Introduction: The use of porous nanobiocomposite scaffolds for maxillofacial fractures and internal surface optimization of artificial grafts utilizing nanotechnology can improve cell adhesion, ...mechanical properties, and adsorption rate. Porous scaffolds have been the subject of numerous investigations, especially for broken and damaged parts of the facial bone. The goal of this study was to look into the biological, experimental, and numerical study of the mechanical properties of porous scaffolds under static loading conditions.Materials & Methods: In this study, a bone scaffold of polycaprolactone- Fluorapatite (PCL / nFA) nanocomposite materials containing (0, 10, 20, 30 %wt.) Fluorapatite nanoparticles was designed and manufactured using a 3D printer with Fused Deposition Modelling (FDM) process.

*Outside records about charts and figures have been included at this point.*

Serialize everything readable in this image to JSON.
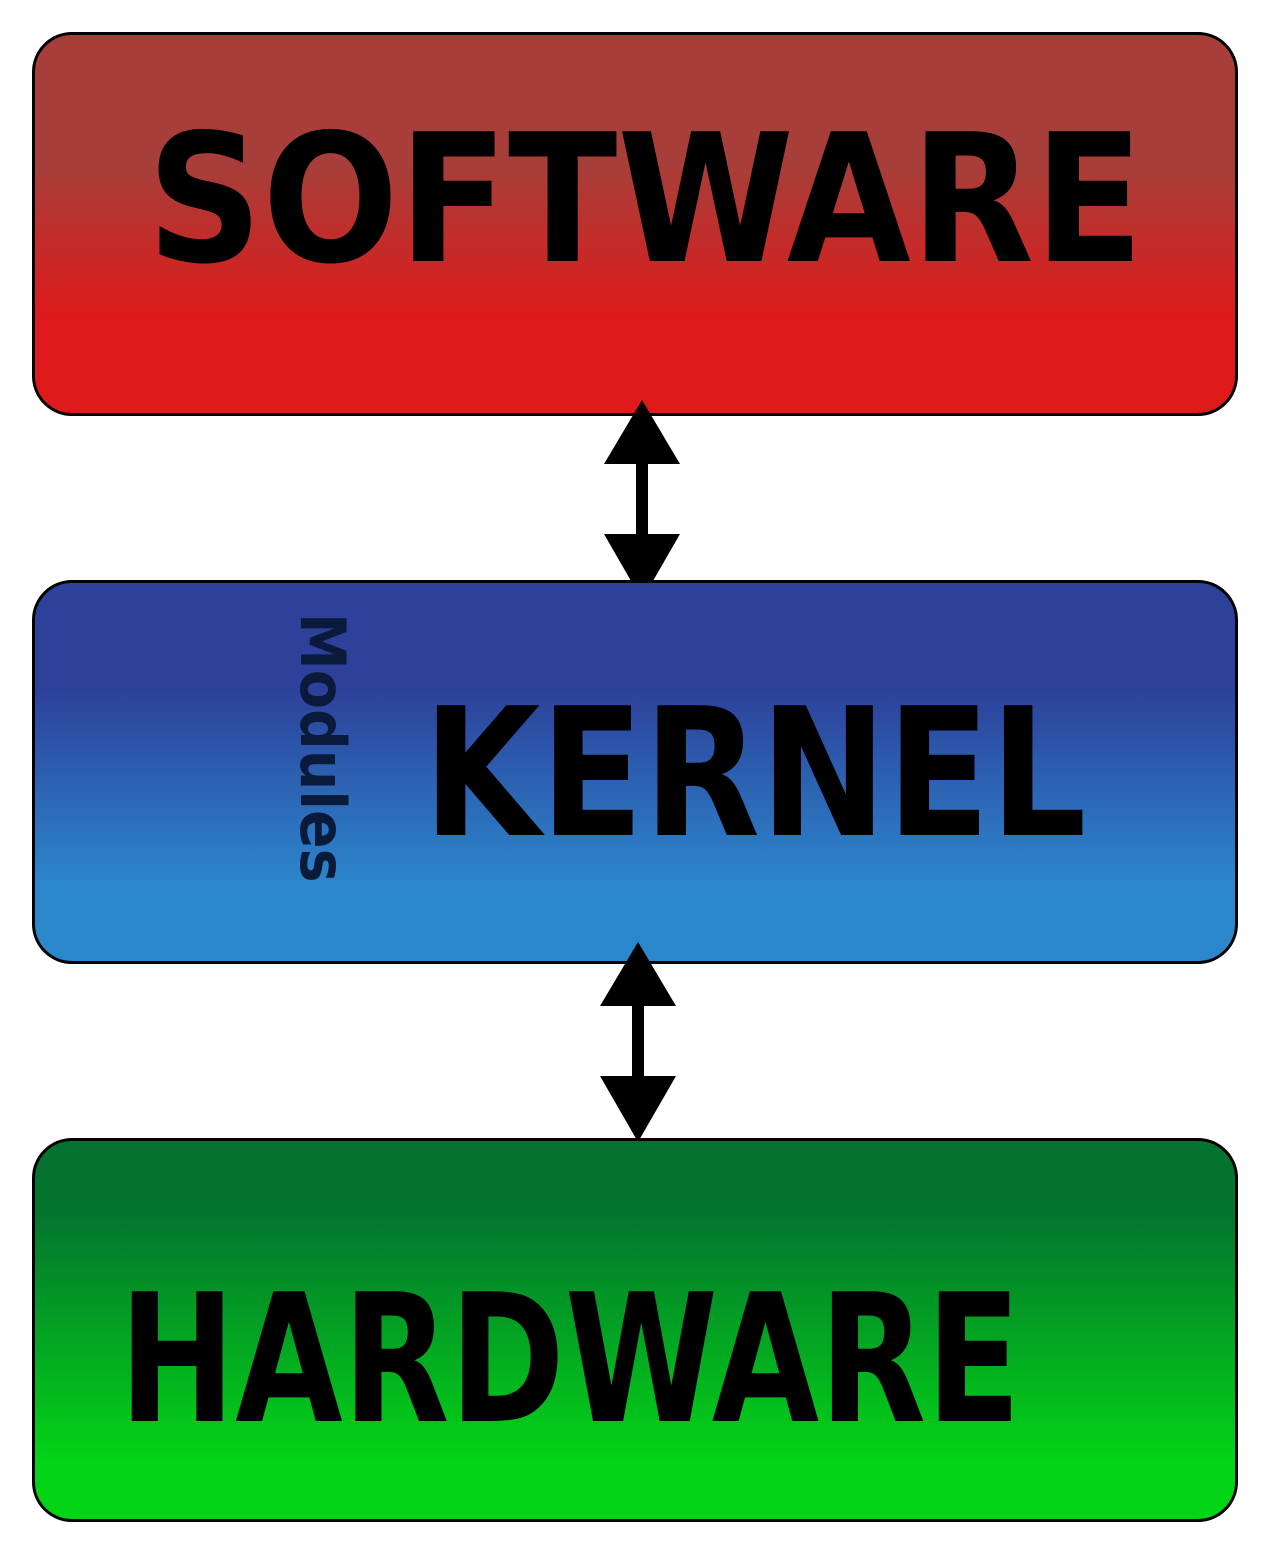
{
  "diagram": {
    "layers": {
      "software": {
        "label": "SOFTWARE",
        "color_top": "#a83e39",
        "color_bottom": "#de1a1a"
      },
      "kernel": {
        "label": "KERNEL",
        "sublabel": "Modules",
        "color_top": "#2d409a",
        "color_bottom": "#2b87cc"
      },
      "hardware": {
        "label": "HARDWARE",
        "color_top": "#03732f",
        "color_bottom": "#03d416"
      }
    },
    "connectors": [
      {
        "from": "software",
        "to": "kernel",
        "direction": "bidirectional"
      },
      {
        "from": "kernel",
        "to": "hardware",
        "direction": "bidirectional"
      }
    ]
  }
}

The scaffolds were designed in SolidWorks software with 70% porosity and then transferred to Abaqus software for simulation.Results: In addition, following 28 days of immersion in the simulated body fluid, the bioactivity test of pure and composite scaffolds showed that the PCL /20nFA composite sample produced the most apatite on the surface. DAPI staining and fluorescent microscopy observation, confirm cell viability on the 3D printed scaffold.Conclusion: The Von Mises stress and compressive test simulations revealed that the porous scaffold model may be used for maxillofacial bone replacement and has good mechanical strength and stability.